The word should convey both the scientific precision of his imagination and his carnivalesque delight in irony and absurdity. The Scottish echo (of Calvin) is a happy coincidence; like Borges, that other great favolista, Calvino admired Robert Louis Stevenson. However, he reserved his greatest praise for Galileo. But Galileo was a scientist] Of course, said Calvino, but he imposed his way of looking at the world not through the power of revelation but through literary skill: 'His language combines exactitude, freedom and lightness.' Calvino could have been describing his own prose.

A wonderful fragment, 'Glaciation', is the paradigmatic calvinoid construct. It starts as an ordinary tale of seduction. A man and a woman are in an apartment. The man offers whisky. The woman requests ice. The man retires to the kitchen where he experiences a series of comic misadventures, while meditating on the ingredients. Civilisation depends upon solar energy, he reasons, which is accumulated in grains of malt, and subsequently released as alcohol. Its enemy is ice. And so, thinks the man, as he carries back the drinks, 'in the bottom of the glass the sun fights again its war with ice'. Unfortunately the man has been so long fixing the drinks that a new ice age has begun in the interim. He returns to find his partner naked, but cut off by an iceberg. In the compass of 1,500 words Calvino has not only retold the history of the world but also described the frosty gulf that isolates one human being from another.

This latest Calvino, five autobiographical essays collected by his wife, contains a priceless calvinoid construct. 'La Poubelle Agreee' opens with a mocking description of Calvino's only household talent, 'taking out the rubbish'. The meditation progresses from the domestic to the civic, and thence to the cosmic. The disposal of garbage is a ceremonial act of purification, ridding us of the 'squeezed lemon of living'. If one is what one does not throw away, as he puts it, then the choice between what to keep and what to cast off becomes vitally important.

At last Calvino touches on the act of writing itself, which turns out to be yet another variation on the theme of possession and dispossession. The discarded drafts of 'La Poubelle Agreee' and the thing itself, once published, become analogous to the lemon rind; discarded objects no longer part of the self.

The division between the self and the other gives the book its unifying theme. It is personified, in the title piece, by the author and his father. Calvino's childhood was spent in a house between the city and the country. The boy's eyes were always turned towards the city, whereas the father's only passion was the family estate at San Giovanni.

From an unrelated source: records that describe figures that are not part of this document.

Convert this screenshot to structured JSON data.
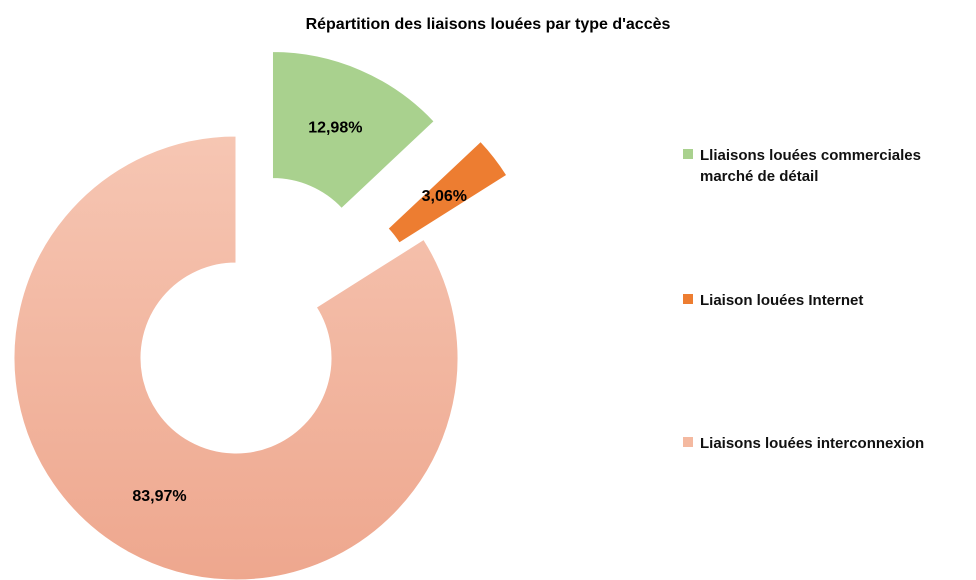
{
  "chart_data": {
    "type": "donut",
    "title": "Répartition des liaisons louées  par type d'accès",
    "categories": [
      "Lliaisons louées commerciales marché de détail",
      "Liaison louées  Internet",
      "Liaisons louées interconnexion"
    ],
    "values": [
      12.98,
      3.06,
      83.97
    ],
    "value_labels": [
      "12,98%",
      "3,06%",
      "83,97%"
    ],
    "colors": [
      "#a9d18e",
      "#ed7d31",
      "#f4b9a0"
    ],
    "legend": "right"
  }
}
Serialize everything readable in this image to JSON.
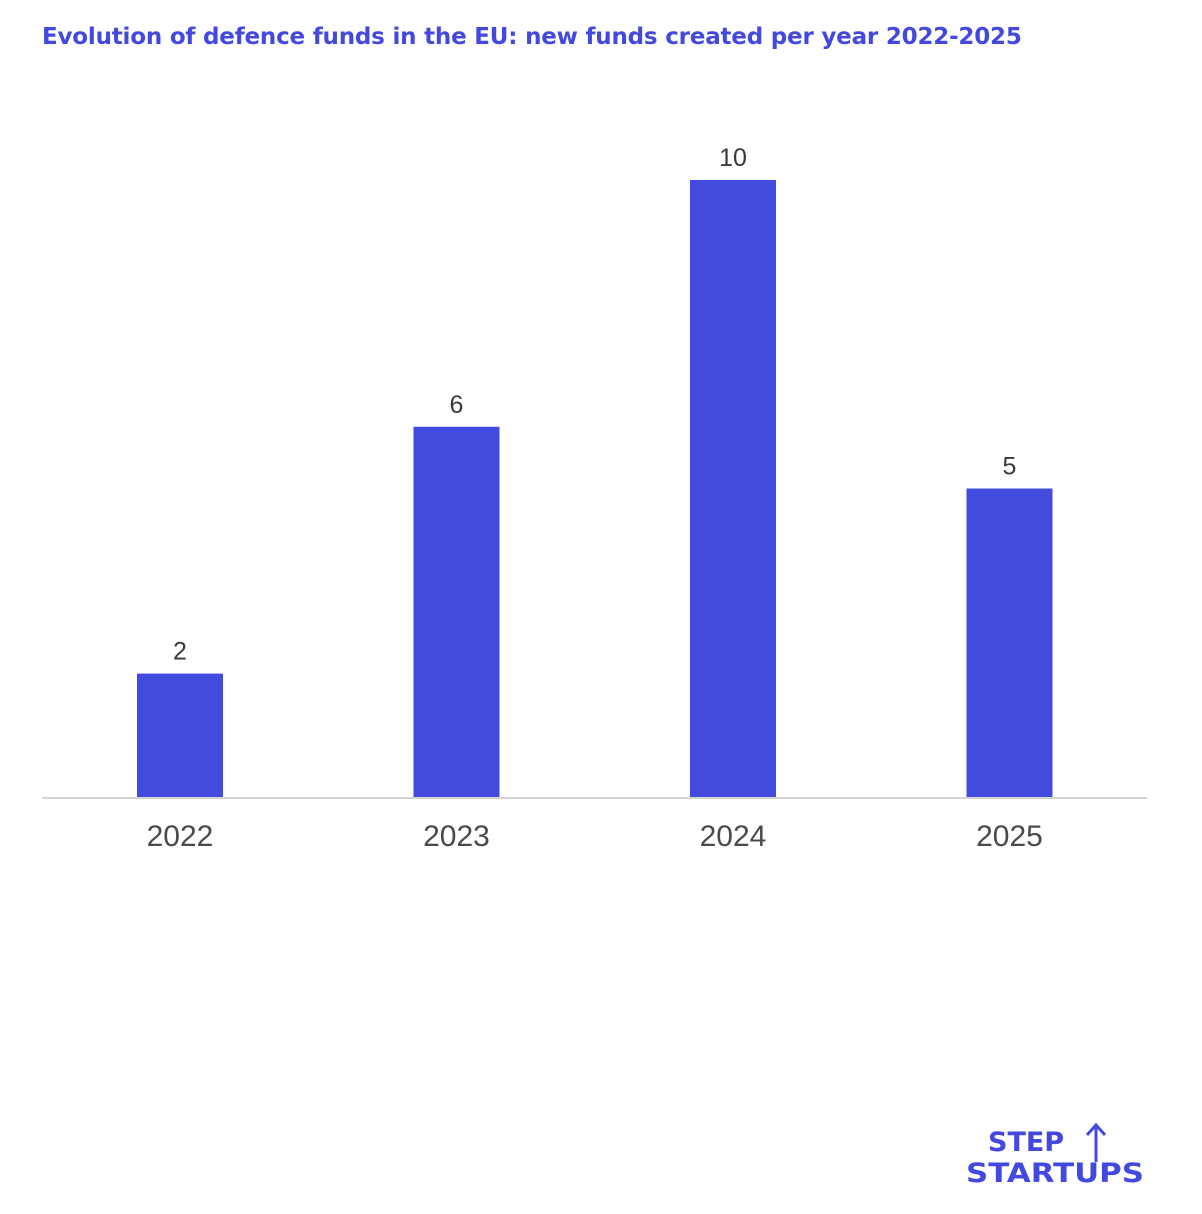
{
  "title": "Evolution of defence funds in the EU: new funds created per year 2022-2025",
  "colors": {
    "bar": "#434bdf",
    "title": "#4349e0",
    "axis": "#d4d4d4",
    "logo": "#4349e0"
  },
  "logo": {
    "line1": "STEP",
    "line2": "STARTUPS",
    "icon": "up-arrow-icon"
  },
  "chart_data": {
    "type": "bar",
    "title": "Evolution of defence funds in the EU: new funds created per year 2022-2025",
    "categories": [
      "2022",
      "2023",
      "2024",
      "2025"
    ],
    "values": [
      2,
      6,
      10,
      5
    ],
    "xlabel": "",
    "ylabel": "",
    "ylim": [
      0,
      10
    ],
    "grid": false,
    "data_labels": true
  }
}
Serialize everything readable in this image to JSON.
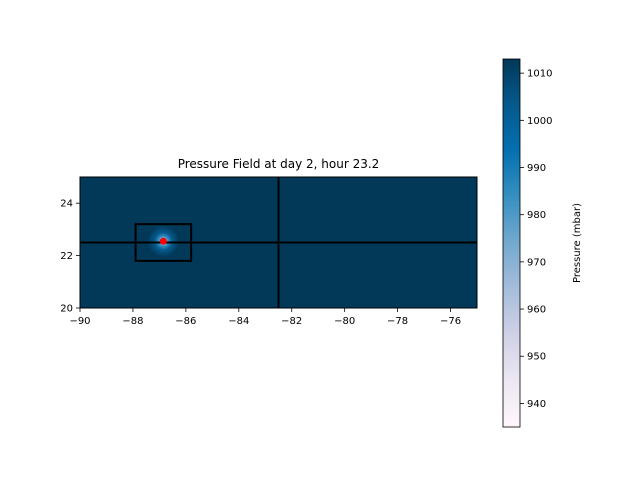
{
  "chart_data": {
    "type": "heatmap",
    "title": "Pressure Field at day   2, hour 23.2",
    "xlabel": "",
    "ylabel": "",
    "xlim": [
      -90,
      -75
    ],
    "ylim": [
      20,
      25
    ],
    "xticks": [
      -90,
      -88,
      -86,
      -84,
      -82,
      -80,
      -78,
      -76
    ],
    "xtick_labels": [
      "−90",
      "−88",
      "−86",
      "−84",
      "−82",
      "−80",
      "−78",
      "−76"
    ],
    "yticks": [
      20,
      22,
      24
    ],
    "ytick_labels": [
      "20",
      "22",
      "24"
    ],
    "colormap": "PuBu",
    "colors": {
      "ambient": "#023858",
      "center": "#e8e4f0",
      "marker": "#ff0000"
    },
    "field": {
      "center": [
        -86.85,
        22.55
      ],
      "min_pressure": 935,
      "ambient_pressure": 1012,
      "radius": 0.6
    },
    "storm_center": {
      "lon": -86.85,
      "lat": 22.55
    },
    "grid_lines": {
      "vertical_lon": -82.5,
      "horizontal_lat": 22.5
    },
    "inner_box": {
      "lon": [
        -87.9,
        -85.8
      ],
      "lat": [
        21.8,
        23.2
      ]
    },
    "colorbar": {
      "label": "Pressure (mbar)",
      "range": [
        935,
        1013
      ],
      "ticks": [
        940,
        950,
        960,
        970,
        980,
        990,
        1000,
        1010
      ],
      "tick_labels": [
        "940",
        "950",
        "960",
        "970",
        "980",
        "990",
        "1000",
        "1010"
      ]
    }
  }
}
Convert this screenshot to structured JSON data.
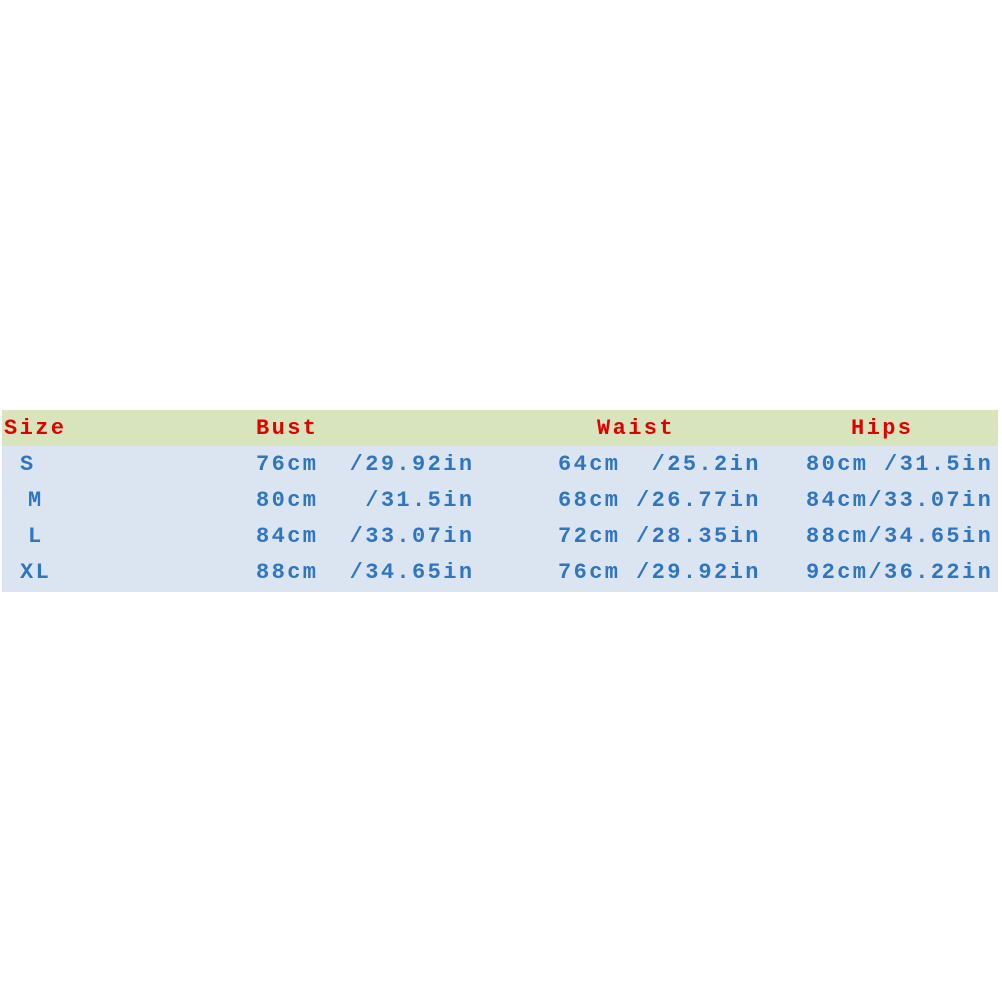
{
  "table": {
    "header": [
      "Size",
      "Bust",
      "Waist",
      "Hips"
    ],
    "rows": [
      [
        "S",
        "76cm  /29.92in",
        "64cm  /25.2in",
        "80cm /31.5in"
      ],
      [
        "M",
        "80cm   /31.5in",
        "68cm /26.77in",
        "84cm/33.07in"
      ],
      [
        "L",
        "84cm  /33.07in",
        "72cm /28.35in",
        "88cm/34.65in"
      ],
      [
        "XL",
        "88cm  /34.65in",
        "76cm /29.92in",
        "92cm/36.22in"
      ]
    ]
  }
}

Every other day Calvino (alternating with his brother) dutifully walked to the farm with his father. Neither spoke, for the minds of both were elsewhere; the one already on the land, the other lost in the city. It was a struggle Calvino never really resolved: 'Every morning of my life is still the morning when it's my turn to go with Father to San Giovanni.' And yet father and son were not so very different; they merely cast their insatiable curiosities in opposite directions, the one dedicated to the minute examination of flora, the other to the codification of fantasy.

The possibility of a reconciliation or, better, a dynamic friction, is mooted in the last piece, 'From the Opaque', in which the two polarities are abstracted as the opaque and the sunny. Although drawn to the latter, Calvino recognises that he is actually situated 'in the depths of the opaque' and that, in writing, he is 'reconstructing the map of a sunniness that is only an unverifiable postulate'. His legacy is an atlas full of calvinoid constructs, invisible cities, that will dazzle the lucky explorer.